Mainstream scientists, however, have no such uncertainty.

As a typical report from a mainstream scientific organization, the National Academy of Sciences, puts it:

“Humans’ use of fossil fuel since the start of the Industrial Revolution has begun to modify the Earth’s climate in ways that few could have imagined a century ago,” the report by researchers from the National Academies of Sciences, Engineering, and Medicine said last week. “The consequences of this change to the climate are seemingly everywhere: average temperatures are rising, precipitation patterns are changing, ice sheets are melting, and sea levels are rising. These changes are affecting the availability and quality of water supplies, how and where food is grown, and even the very fabric of ecosystems on land and in the sea.”

The latest friends-of-the-court brief is signed by a familiar coterie of climate change skeptics, including S. Fred Singer, one of global warming’s most notorious deniers.

He and others who signed the brief, including Joseph S. D’Aleo, a former Weather Channel meteorologist, have connections to The Heartland Institute, a libertarian think tank with ties to fossil fuel interests, including David and Charles Koch. Heartland has long championed efforts to obfuscate the science of global warming.

“What we’re trying to do is introduce reality into the picture and hopefully it gets the judges to push back and wait to get more information,” D’Aleo said. He added the rules could hamstring the economy while saddling the poor with higher energy costs.

Others, like Theodore R. Eck, have directly worked at fossil fuel companies. According to his qualifications listed in the brief, Eck is a former chief economist of Amoco Corp. and Exxon Venezuela, and sits on the Advisory Board of the Gas Technology Institute and Energy Intelligence Group. Craig D. Idso, a former director of environmental science at coal company Peabody Energy, is founder of the Center for the Study of Carbon Dioxide and Global Change, which claims rising carbon dioxide levels will benefit the planet by increasing crop yields—a long-discredited argument.

Still others, like Don J. Easterbrook, have been called on to testify against global warming in legislative proceedings. In 2013, Easterbrook told a Senate Energy, Environment and Telecommunications Committee in Washington State that “global warming ended in 1998.”

But the main arguments are not legalistic, but familiar canards that have been continually and widely rejected by mainstream science. Key among their reasoning is that the EPA’s “three lines of evidence” in support of the Clean Power Plan have been “definitively invalidated by real world empirical temperature data” and that higher carbon dioxide emissions “would yield only benefits.”

“As a result, claims of recent record-setting global average temperatures based on this data are simply invalid. The highly credible satellite data, from 1979 to date, show regional, not ‘global’ warming,” the brief says.

In fact, according to data from two U.S. agencies and Britain’s climate research agency, 2014 and 2015 were the hottest years on record. Officials have said 2016 is expected to be even hotter.

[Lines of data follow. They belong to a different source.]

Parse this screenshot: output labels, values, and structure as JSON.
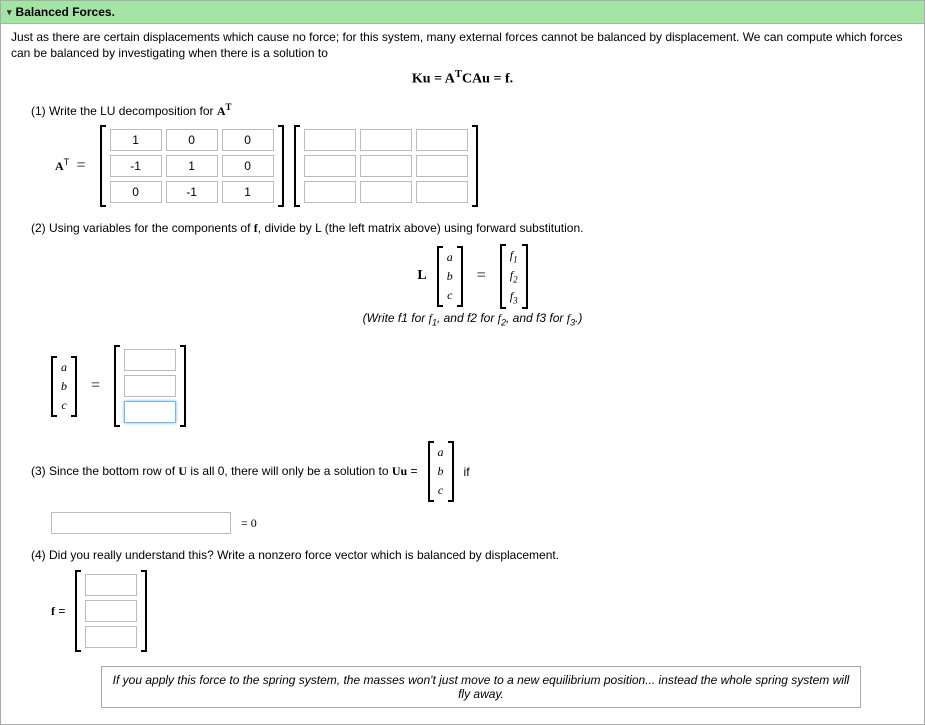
{
  "header": {
    "title": "Balanced Forces."
  },
  "intro": "Just as there are certain displacements which cause no force; for this system, many external forces cannot be balanced by displacement. We can compute which forces can be balanced by investigating when there is a solution to",
  "eq_center": "Ku = AᵀCAu = f.",
  "q1": {
    "prompt_prefix": "(1) Write the LU decomposition for ",
    "label": "Aᵀ",
    "lhs": "Aᵀ =",
    "L": [
      [
        "1",
        "0",
        "0"
      ],
      [
        "-1",
        "1",
        "0"
      ],
      [
        "0",
        "-1",
        "1"
      ]
    ]
  },
  "q2": {
    "prompt": "(2) Using variables for the components of f, divide by L (the left matrix above) using forward substitution.",
    "eq_L": "L",
    "abc": [
      "a",
      "b",
      "c"
    ],
    "rhs": [
      "f₁",
      "f₂",
      "f₃"
    ],
    "hint": "(Write f1 for f₁, and f2 for f₂, and f3 for f₃.)"
  },
  "q3": {
    "prompt_prefix": "(3) Since the bottom row of U is all 0, there will only be a solution to ",
    "uu": "Uu =",
    "if_text": "if",
    "equals_zero": "= 0"
  },
  "q4": {
    "prompt": "(4) Did you really understand this? Write a nonzero force vector which is balanced by displacement.",
    "flabel": "f ="
  },
  "note": "If you apply this force to the spring system, the masses won't just move to a new equilibrium position... instead the whole spring system will fly away."
}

“So, this document omits data, makes claims not supported by its data, and does not provide proper links to the data contained in the report,” Abraham said.

Abraham also contends the idea that scientists have not been faithfully reporting temperature data is “far less convincing than recognizing that 13 third-rate scientists might not know what they’re talking about.”

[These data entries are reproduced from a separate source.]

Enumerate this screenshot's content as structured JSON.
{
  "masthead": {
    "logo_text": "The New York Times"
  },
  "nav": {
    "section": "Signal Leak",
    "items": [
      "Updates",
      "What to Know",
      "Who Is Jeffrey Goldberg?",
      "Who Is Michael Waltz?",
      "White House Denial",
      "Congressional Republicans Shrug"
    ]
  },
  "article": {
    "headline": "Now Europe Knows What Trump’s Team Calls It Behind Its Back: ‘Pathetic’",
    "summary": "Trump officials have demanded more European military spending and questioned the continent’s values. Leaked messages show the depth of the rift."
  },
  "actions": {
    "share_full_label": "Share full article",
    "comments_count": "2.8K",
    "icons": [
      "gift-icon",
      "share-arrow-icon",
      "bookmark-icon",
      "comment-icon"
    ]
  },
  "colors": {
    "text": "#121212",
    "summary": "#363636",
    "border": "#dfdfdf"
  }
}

Oral arguments before the U.S. Court of Appeals are scheduled for early June.

The contrarians’ brief is one of 13 submitted so far in support of the petitioners. They come from groups including former public utility commissioners as well as members of Congress (34 senators and 171 representatives, including Republican Sens. Mitch McConnell, John McCain, Marco Rubio and James Inhofe). The other briefs, however, don’t explicitly question the science.

So far, briefs in support of the EPA have not been filed. Motions in support of the EPA have been filed by organizations such as the Environmental Defense Fund, and a group of public health organizations that includes the American Medical Association and the American College of Preventative Medicine.